With another character being introduced into Marvel’s already expansive cinematic universe, Marvel Comics superhero “She-Hulk” dives into a corner of the MCU that hasn’t been seen since Netflix’s “Daredevil” was canceled in 2018.

The show follows the life of Jennifer Walters, a lawyer who tries to balance her job specializing in cases involving superhumans while dealing with her new powers obtained from her cousin Bruce Banner, the Hulk. Walters, unlike Banner, is able to retain her personality in “hulk form” with ease, giving her the ability to shift from her human self to a superhero seamlessly.

The series does a great job of adapting an important aspect of She-Hulk’s character which is the ability to break the fourth wall. This concept was originally introduced in “The Sensational She-Hulk” comic run by John Byrne in 1989, making her the first comic book character to have such unique abilities. The use of fourth wall breaking in the show adds for great humor and meta commentary about the show itself and things happening outside the confines of the MCU.
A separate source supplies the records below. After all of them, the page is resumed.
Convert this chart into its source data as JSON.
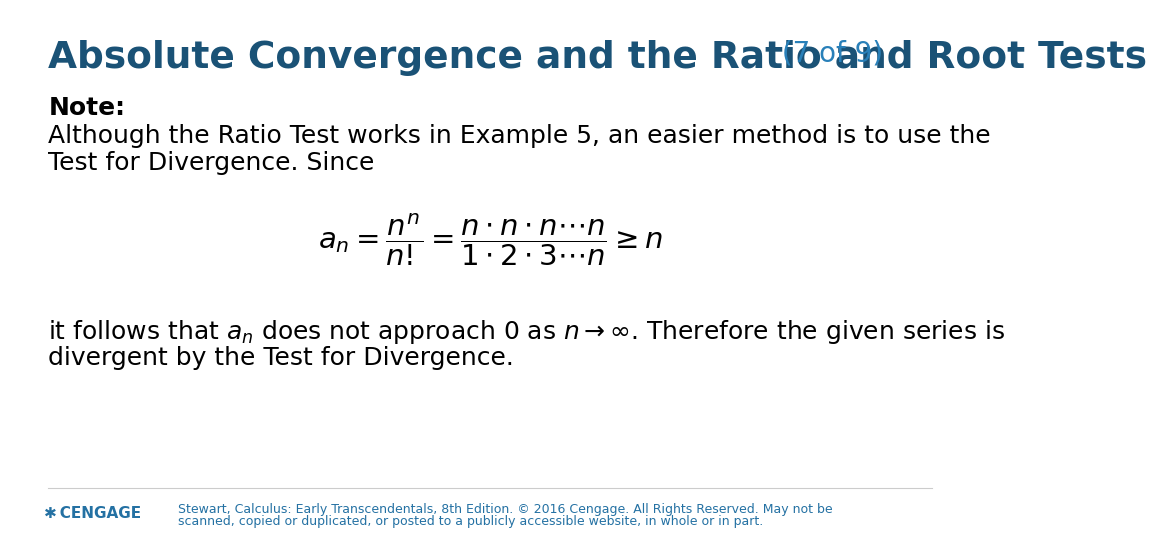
{
  "title_main": "Absolute Convergence and the Ratio and Root Tests",
  "title_suffix": " (7 of 9)",
  "title_color": "#1a5276",
  "title_suffix_color": "#2980b9",
  "bg_color": "#ffffff",
  "note_label": "Note:",
  "line1": "Although the Ratio Test works in Example 5, an easier method is to use the",
  "line2": "Test for Divergence. Since",
  "formula": "$a_n = \\dfrac{n^n}{n!} = \\dfrac{n \\cdot n \\cdot n \\cdots n}{1 \\cdot 2 \\cdot 3 \\cdots n} \\geq n$",
  "line3_full": "it follows that $a_n$ does not approach 0 as $n \\to \\infty$. Therefore the given series is",
  "line4": "divergent by the Test for Divergence.",
  "footer_line1": "Stewart, Calculus: Early Transcendentals, 8th Edition. © 2016 Cengage. All Rights Reserved. May not be",
  "footer_line2": "scanned, copied or duplicated, or posted to a publicly accessible website, in whole or in part.",
  "cengage_text": "CENGAGE",
  "text_color": "#000000",
  "footer_color": "#2471a3",
  "font_size_title": 27,
  "font_size_suffix": 20,
  "font_size_body": 18,
  "font_size_note": 18,
  "font_size_formula": 21,
  "font_size_footer": 9
}
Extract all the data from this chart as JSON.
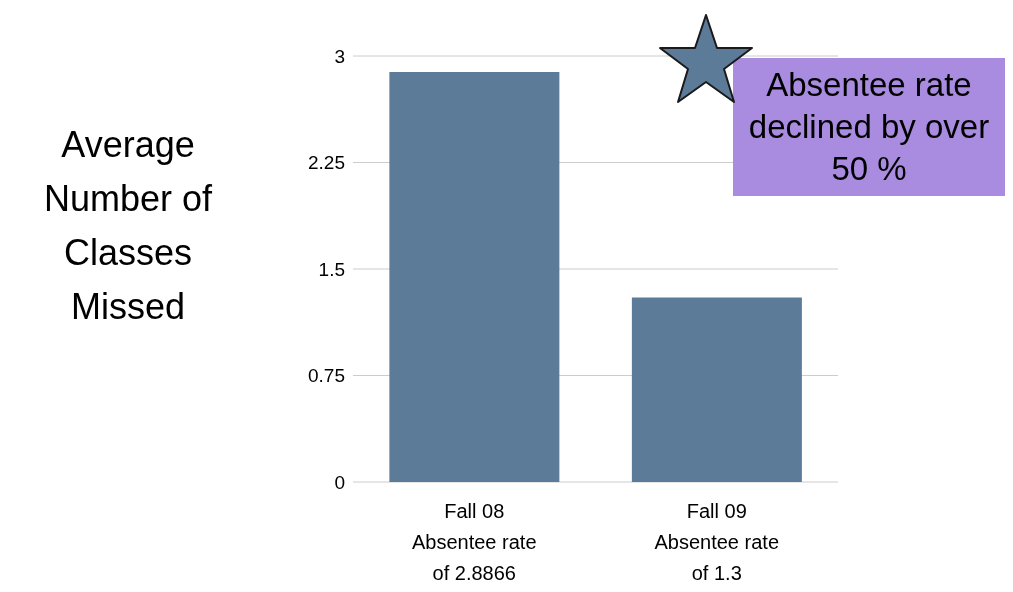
{
  "chart_data": {
    "type": "bar",
    "ylabel": "Average Number of Classes Missed",
    "categories": [
      "Fall 08\nAbsentee rate\nof 2.8866",
      "Fall 09\nAbsentee rate\nof 1.3"
    ],
    "values": [
      2.8866,
      1.3
    ],
    "color": "#5b7b98",
    "ylim": [
      0,
      3
    ],
    "yticks": [
      0,
      0.75,
      1.5,
      2.25,
      3
    ],
    "grid": "y",
    "annotations": [
      "Absentee rate declined by over 50 %"
    ]
  }
}
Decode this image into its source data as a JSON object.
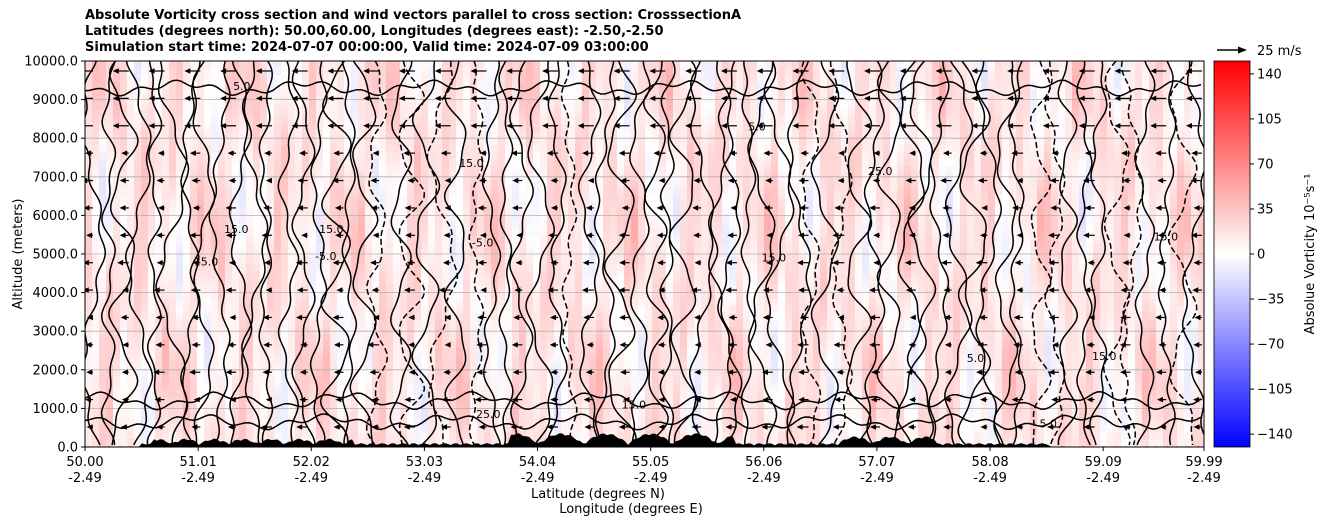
{
  "chart_data": {
    "type": "heatmap",
    "title": [
      "Absolute Vorticity cross section and wind vectors parallel to cross section: CrosssectionA",
      "Latitudes (degrees north): 50.00,60.00, Longitudes (degrees east): -2.50,-2.50",
      "Simulation start time: 2024-07-07 00:00:00, Valid time: 2024-07-09 03:00:00"
    ],
    "xlabel": "Latitude (degrees N)",
    "xlabel2": "Longitude (degrees E)",
    "ylabel": "Altitude (meters)",
    "xlim": [
      50.0,
      59.99
    ],
    "ylim": [
      0,
      10000
    ],
    "x_ticks": [
      {
        "lat": 50.0,
        "label": "50.00",
        "lon_label": "-2.49"
      },
      {
        "lat": 51.01,
        "label": "51.01",
        "lon_label": "-2.49"
      },
      {
        "lat": 52.02,
        "label": "52.02",
        "lon_label": "-2.49"
      },
      {
        "lat": 53.03,
        "label": "53.03",
        "lon_label": "-2.49"
      },
      {
        "lat": 54.04,
        "label": "54.04",
        "lon_label": "-2.49"
      },
      {
        "lat": 55.05,
        "label": "55.05",
        "lon_label": "-2.49"
      },
      {
        "lat": 56.06,
        "label": "56.06",
        "lon_label": "-2.49"
      },
      {
        "lat": 57.07,
        "label": "57.07",
        "lon_label": "-2.49"
      },
      {
        "lat": 58.08,
        "label": "58.08",
        "lon_label": "-2.49"
      },
      {
        "lat": 59.09,
        "label": "59.09",
        "lon_label": "-2.49"
      },
      {
        "lat": 59.99,
        "label": "59.99",
        "lon_label": "-2.49"
      }
    ],
    "y_ticks": [
      {
        "value": 0,
        "label": "0.0"
      },
      {
        "value": 1000,
        "label": "1000.0"
      },
      {
        "value": 2000,
        "label": "2000.0"
      },
      {
        "value": 3000,
        "label": "3000.0"
      },
      {
        "value": 4000,
        "label": "4000.0"
      },
      {
        "value": 5000,
        "label": "5000.0"
      },
      {
        "value": 6000,
        "label": "6000.0"
      },
      {
        "value": 7000,
        "label": "7000.0"
      },
      {
        "value": 8000,
        "label": "8000.0"
      },
      {
        "value": 9000,
        "label": "9000.0"
      },
      {
        "value": 10000,
        "label": "10000.0"
      }
    ],
    "grid": "horizontal",
    "colorbar": {
      "label": "Absolue Vorticity 10⁻⁵s⁻¹",
      "range": [
        -150,
        150
      ],
      "ticks": [
        {
          "value": 140,
          "label": "140"
        },
        {
          "value": 105,
          "label": "105"
        },
        {
          "value": 70,
          "label": "70"
        },
        {
          "value": 35,
          "label": "35"
        },
        {
          "value": 0,
          "label": "0"
        },
        {
          "value": -35,
          "label": "−35"
        },
        {
          "value": -70,
          "label": "−70"
        },
        {
          "value": -105,
          "label": "−105"
        },
        {
          "value": -140,
          "label": "−140"
        }
      ],
      "colormap": "bwr",
      "color_low": "#0000ff",
      "color_mid": "#ffffff",
      "color_high": "#ff0000"
    },
    "quiver_key": {
      "label": "25 m/s",
      "value": 25
    },
    "wind_direction": "toward lower latitude (southward) at most levels",
    "contour_levels": [
      -5.0,
      5.0,
      15.0,
      25.0,
      35.0
    ],
    "contour_labels": [
      {
        "text": "15.0",
        "lat": 51.35,
        "alt": 5550
      },
      {
        "text": "15.0",
        "lat": 51.08,
        "alt": 4700
      },
      {
        "text": "15.0",
        "lat": 52.2,
        "alt": 5550
      },
      {
        "text": "15.0",
        "lat": 53.45,
        "alt": 7250
      },
      {
        "text": "15.0",
        "lat": 54.9,
        "alt": 1000
      },
      {
        "text": "15.0",
        "lat": 56.15,
        "alt": 4800
      },
      {
        "text": "15.0",
        "lat": 59.65,
        "alt": 5350
      },
      {
        "text": "15.0",
        "lat": 59.1,
        "alt": 2250
      },
      {
        "text": "5.0",
        "lat": 56.0,
        "alt": 8200
      },
      {
        "text": "5.0",
        "lat": 57.95,
        "alt": 2200
      },
      {
        "text": "5.0",
        "lat": 58.6,
        "alt": 500
      },
      {
        "text": "5.0",
        "lat": 51.4,
        "alt": 9250
      },
      {
        "text": "25.0",
        "lat": 53.6,
        "alt": 750
      },
      {
        "text": "25.0",
        "lat": 57.1,
        "alt": 7050
      },
      {
        "text": "-5.0",
        "lat": 53.55,
        "alt": 5200
      },
      {
        "text": "-5.0",
        "lat": 52.15,
        "alt": 4850
      }
    ],
    "terrain": "black filled orography along the bottom, highest near 54.5-55.6 N and 56.8-57.5 N"
  }
}
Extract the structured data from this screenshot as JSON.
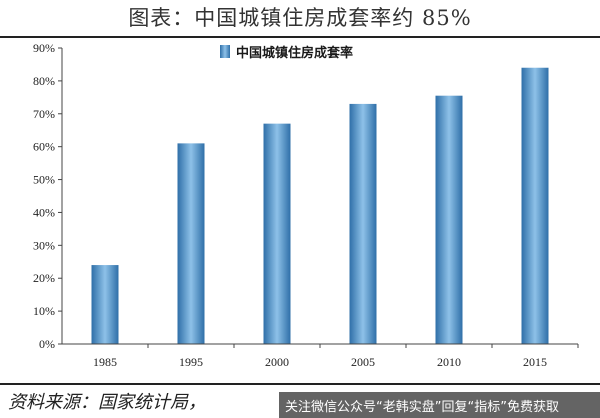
{
  "header": {
    "title": "图表：中国城镇住房成套率约 85%"
  },
  "footer": {
    "source": "资料来源：国家统计局，",
    "watermark": "关注微信公众号“老韩实盘”回复“指标”免费获取"
  },
  "colors": {
    "bar_dark": "#2f6fa8",
    "bar_light": "#8ec1e8",
    "axis": "#444444",
    "grid": "#9a9a9a"
  },
  "chart_data": {
    "type": "bar",
    "categories": [
      "1985",
      "1995",
      "2000",
      "2005",
      "2010",
      "2015"
    ],
    "series": [
      {
        "name": "中国城镇住房成套率",
        "values": [
          24,
          61,
          67,
          73,
          75.5,
          84
        ]
      }
    ],
    "yticks": [
      "0%",
      "10%",
      "20%",
      "30%",
      "40%",
      "50%",
      "60%",
      "70%",
      "80%",
      "90%"
    ],
    "ylim": [
      0,
      90
    ],
    "grid": false,
    "legend": "top-center"
  }
}
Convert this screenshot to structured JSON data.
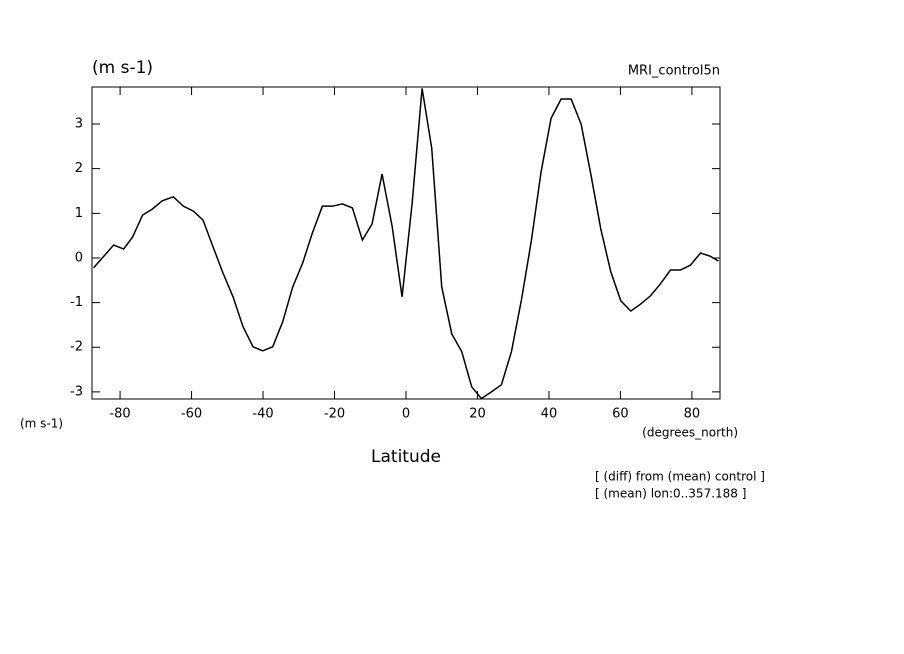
{
  "chart_data": {
    "type": "line",
    "title": "(m s-1)",
    "subtitle": "MRI_control5n",
    "y_unit_label": "(m s-1)",
    "x_unit_label": "(degrees_north)",
    "xlabel": "Latitude",
    "annotations": [
      "[ (diff) from (mean) control ]",
      "[ (mean) lon:0..357.188 ]"
    ],
    "xlim": [
      -87.86,
      87.86
    ],
    "ylim": [
      -3.16,
      3.83
    ],
    "xticks": [
      -80,
      -60,
      -40,
      -20,
      0,
      20,
      40,
      60,
      80
    ],
    "yticks": [
      -3,
      -2,
      -1,
      0,
      1,
      2,
      3
    ],
    "color": "#000000",
    "x": [
      -87.4,
      -81.8,
      -79,
      -76.5,
      -73.7,
      -70.9,
      -68.2,
      -65.1,
      -62.3,
      -59.5,
      -56.8,
      -54,
      -51.2,
      -48.4,
      -45.6,
      -42.8,
      -40.1,
      -37.3,
      -34.5,
      -31.7,
      -28.9,
      -26.2,
      -23.4,
      -20.6,
      -17.8,
      -15,
      -12.2,
      -9.5,
      -6.7,
      -3.9,
      -1.1,
      1.7,
      4.5,
      7.2,
      10,
      12.8,
      15.6,
      18.4,
      21.1,
      23.9,
      26.7,
      29.5,
      32.3,
      35.1,
      37.8,
      40.6,
      43.4,
      46.2,
      49,
      51.8,
      54.5,
      57.3,
      60.1,
      62.9,
      65.7,
      68.4,
      71.2,
      74,
      76.8,
      79.6,
      82.4,
      85.1,
      87.4
    ],
    "values": [
      -0.22,
      0.29,
      0.2,
      0.47,
      0.96,
      1.1,
      1.28,
      1.37,
      1.16,
      1.05,
      0.85,
      0.25,
      -0.34,
      -0.87,
      -1.54,
      -1.99,
      -2.08,
      -1.99,
      -1.43,
      -0.65,
      -0.11,
      0.56,
      1.16,
      1.16,
      1.21,
      1.12,
      0.4,
      0.76,
      1.88,
      0.72,
      -0.87,
      1.21,
      3.8,
      2.46,
      -0.65,
      -1.7,
      -2.1,
      -2.89,
      -3.15,
      -3.0,
      -2.84,
      -2.1,
      -0.94,
      0.4,
      1.93,
      3.13,
      3.56,
      3.56,
      3.0,
      1.84,
      0.65,
      -0.31,
      -0.96,
      -1.19,
      -1.03,
      -0.85,
      -0.58,
      -0.27,
      -0.27,
      -0.16,
      0.11,
      0.04,
      -0.07
    ]
  }
}
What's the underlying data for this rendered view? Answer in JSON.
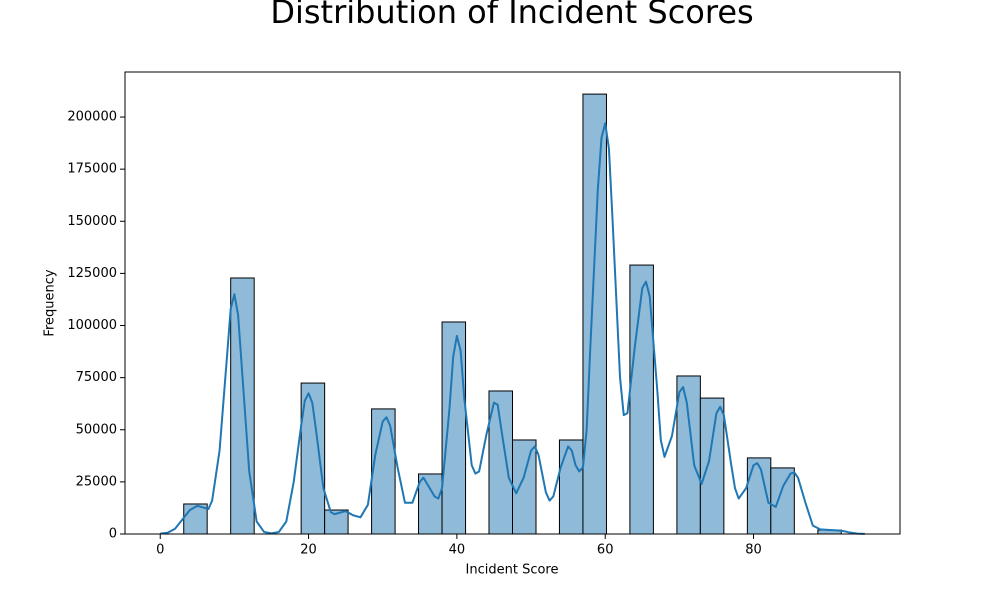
{
  "chart_data": {
    "type": "histogram",
    "title": "Distribution of Incident Scores",
    "xlabel": "Incident Score",
    "ylabel": "Frequency",
    "bins": [
      0,
      3.17,
      6.33,
      9.5,
      12.67,
      15.83,
      19,
      22.17,
      25.33,
      28.5,
      31.67,
      34.83,
      38,
      41.17,
      44.33,
      47.5,
      50.67,
      53.83,
      57,
      60.17,
      63.33,
      66.5,
      69.67,
      72.83,
      76,
      79.17,
      82.33,
      85.5,
      88.67,
      91.83,
      95
    ],
    "counts": [
      0,
      14400,
      0,
      122800,
      0,
      0,
      72400,
      11500,
      0,
      60000,
      0,
      28800,
      101700,
      0,
      68600,
      45100,
      0,
      45100,
      211000,
      0,
      129000,
      0,
      75800,
      65200,
      0,
      36500,
      31700,
      0,
      1900,
      0
    ],
    "color": "#8fbbd9",
    "edgecolor": "#000000",
    "kde": {
      "color": "#1f77b4",
      "x": [
        0,
        1,
        2,
        3,
        4,
        5,
        6,
        6.5,
        7,
        8,
        9,
        9.5,
        10,
        10.5,
        11,
        12,
        13,
        14,
        15,
        16,
        17,
        18,
        19,
        19.5,
        20,
        20.5,
        21,
        22,
        23,
        23.5,
        24,
        25,
        26,
        27,
        28,
        29,
        30,
        30.5,
        31,
        32,
        33,
        34,
        35,
        35.5,
        36,
        37,
        37.5,
        38,
        39,
        39.5,
        40,
        40.5,
        41,
        42,
        42.5,
        43,
        44,
        45,
        45.5,
        46,
        47,
        48,
        49,
        50,
        50.5,
        51,
        52,
        52.5,
        53,
        54,
        55,
        55.5,
        56,
        56.5,
        57,
        57.5,
        58,
        59,
        59.5,
        60,
        60.5,
        61,
        62,
        62.5,
        63,
        64,
        65,
        65.5,
        66,
        67,
        67.5,
        68,
        69,
        70,
        70.5,
        71,
        72,
        73,
        74,
        75,
        75.5,
        76,
        77,
        77.5,
        78,
        79,
        80,
        80.5,
        81,
        82,
        83,
        84,
        85,
        85.5,
        86,
        87,
        88,
        89,
        90,
        91,
        92,
        93,
        94,
        95
      ],
      "values": [
        200,
        600,
        2500,
        7000,
        11500,
        13500,
        12500,
        12000,
        16000,
        40000,
        85000,
        108000,
        115000,
        105000,
        80000,
        30000,
        6000,
        1000,
        300,
        1000,
        6000,
        25000,
        52000,
        64000,
        67500,
        63000,
        50000,
        22000,
        10500,
        9500,
        10000,
        11000,
        9000,
        8000,
        14000,
        38000,
        54000,
        56000,
        52000,
        32000,
        15000,
        15000,
        25000,
        27000,
        24000,
        18000,
        17000,
        22000,
        60000,
        85000,
        95000,
        88000,
        65000,
        33000,
        29000,
        30000,
        48000,
        63000,
        62000,
        50000,
        27000,
        19500,
        27000,
        40000,
        42000,
        38000,
        20000,
        16000,
        18000,
        32000,
        42000,
        40000,
        33000,
        30000,
        32000,
        50000,
        90000,
        165000,
        190000,
        197000,
        185000,
        150000,
        75000,
        57000,
        58000,
        90000,
        118000,
        121000,
        114000,
        70000,
        45000,
        37000,
        47000,
        68000,
        70500,
        63000,
        33000,
        24000,
        35000,
        58000,
        61000,
        57000,
        33000,
        22000,
        17000,
        22000,
        33000,
        34000,
        31000,
        15000,
        13000,
        23000,
        29000,
        29500,
        27000,
        15000,
        4000,
        2200,
        2000,
        1800,
        1500,
        700,
        200,
        50
      ]
    },
    "xlim": [
      -4.75,
      99.75
    ],
    "ylim": [
      0,
      221600
    ],
    "xticks": [
      0,
      20,
      40,
      60,
      80
    ],
    "yticks": [
      0,
      25000,
      50000,
      75000,
      100000,
      125000,
      150000,
      175000,
      200000
    ]
  }
}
Tatiana Maslany’s portrayal of She-Hulk is wonderful as she delivers such a fun and charismatic performance throughout the show. She-Hulk’s comedy is an integral part of her personality, and Maslany does a fantastic job showing that. If Maslany’s stellar performance maintains for the rest of the season, this could very well be another instance where the actor and the character become one and the same.

Outside of Maslany’s performance as the protagonist of this series, there are also excellent appearances from Mark Ruffalo who reprised his role as the Hulk as well as Tim Roth, who returned to the MCU to reprise his role as Abomination in the 2021 film “Shang Chi and the Legend of the Ten Ring.”

While there is consistency within the acting performances of the series, the visual effects of She-Hulk leaves a lot to be desired when compared to the excellent CGI models of Hulk and Abomination. In some scenes She-Hulk looks solid but her movements tend to look clunky and her facial features can lack expression. Because of that it can sometimes be hard to feel fully immersed in the show, but the acting performances and story do a good enough job to overshadow where the effects can be lacking.

Fans of all of the MCU’s past content should definitely tune into “She-Hulk: Attorney at Law” and see the wackiness and fun that it can provide. The first three episodes can all be watched on the DisneyPlus streaming service.